The relationship between video game adaptations and gaming fans has been a largely toxic one since Super Mario Bros. served as a cinematic assault against fans and non-fans alike. They're characterized most often by the blatant disregard of the source material in favor of just slapping the name on the project and calling it an adaptation.
Resident Evil, to gamers, is a series known best for its tense atmosphere and unrelenting zombie action. For fans of the movie, it's known for cheesy acting, bad CGI, and even worse writing. It serves as a perfect representation of how executives see dollar signs when looking at a franchise versus an opportunity to make something special.
Thankfully, things have been on an uptick recently. The Witcher, Detective Pikachu and Sonic The Hedgehog were all great successes and were warmly-received thanks to their clear respect for the property.
And now, with the recent news of The Last of Us HBO adaptation run by the head of HBO's excellent Chernobyl series and series co-creator Neil Druckmann, many are eager to throw out more ideas on which potential video games the network should adapt next (myself included).
10. Dead Space
The world of horror video games is, unfortunately, regularly butchered during the movie adaptation process. While projects like Resident Evil, Silent Hill, and Alone in the Dark had a fair share of problems, the complete lack of vision and imagination made it so NOBODY could enjoy them. However, if you put a horror game adaptation in the hands of HBO-level talent, it'll be something special.
And with Netflix calling dibs on the Resident Evil franchise, a great horror alternative would be the brutally-visceral Dead Space series. Set in the cold recesses of space, Dead Space involves Isaac Clarke, an ship systems engineer who is unwittingly trapped in a decimated ship full of the reanimated corpses of former crew members.

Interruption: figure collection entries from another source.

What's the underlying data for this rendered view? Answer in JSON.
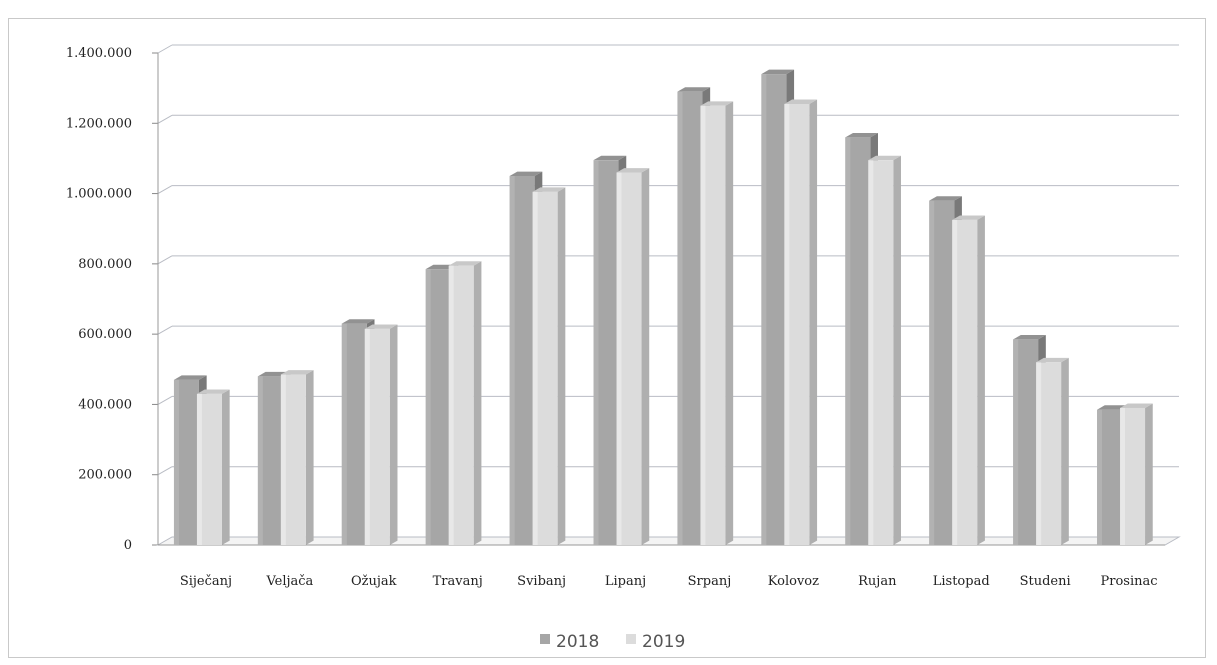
{
  "chart_data": {
    "type": "bar",
    "categories": [
      "Siječanj",
      "Veljača",
      "Ožujak",
      "Travanj",
      "Svibanj",
      "Lipanj",
      "Srpanj",
      "Kolovoz",
      "Rujan",
      "Listopad",
      "Studeni",
      "Prosinac"
    ],
    "series": [
      {
        "name": "2018",
        "color": "#a6a6a6",
        "values": [
          470000,
          480000,
          630000,
          785000,
          1050000,
          1095000,
          1290000,
          1340000,
          1160000,
          980000,
          585000,
          385000
        ]
      },
      {
        "name": "2019",
        "color": "#dcdcdc",
        "values": [
          430000,
          485000,
          615000,
          795000,
          1005000,
          1060000,
          1250000,
          1255000,
          1095000,
          925000,
          520000,
          390000
        ]
      }
    ],
    "y_ticks": [
      {
        "value": 0,
        "label": "0"
      },
      {
        "value": 200000,
        "label": "200.000"
      },
      {
        "value": 400000,
        "label": "400.000"
      },
      {
        "value": 600000,
        "label": "600.000"
      },
      {
        "value": 800000,
        "label": "800.000"
      },
      {
        "value": 1000000,
        "label": "1.000.000"
      },
      {
        "value": 1200000,
        "label": "1.200.000"
      },
      {
        "value": 1400000,
        "label": "1.400.000"
      }
    ],
    "ylim": [
      0,
      1400000
    ],
    "title": "",
    "xlabel": "",
    "ylabel": "",
    "grid": true,
    "legend_position": "bottom",
    "style": "3d-clustered-column"
  }
}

Expertly-crafted tension and psychological horror are what make this series so effective, and the opportunity to see this transformed into live-action would be bone-chilling. While high-budget sci-fi is already something of a rarity, the opportunity to make an Alien-level experience available to people sitting on their couch once a week would make it essential viewing.
Dead Space with a HBO budget means cultural event-level sci-fi horror every week. It would fill a need that many consistent TV watchers almost never get fulfilled. True scares, true gory Necromorph frights, brought to you by your friends at HBO.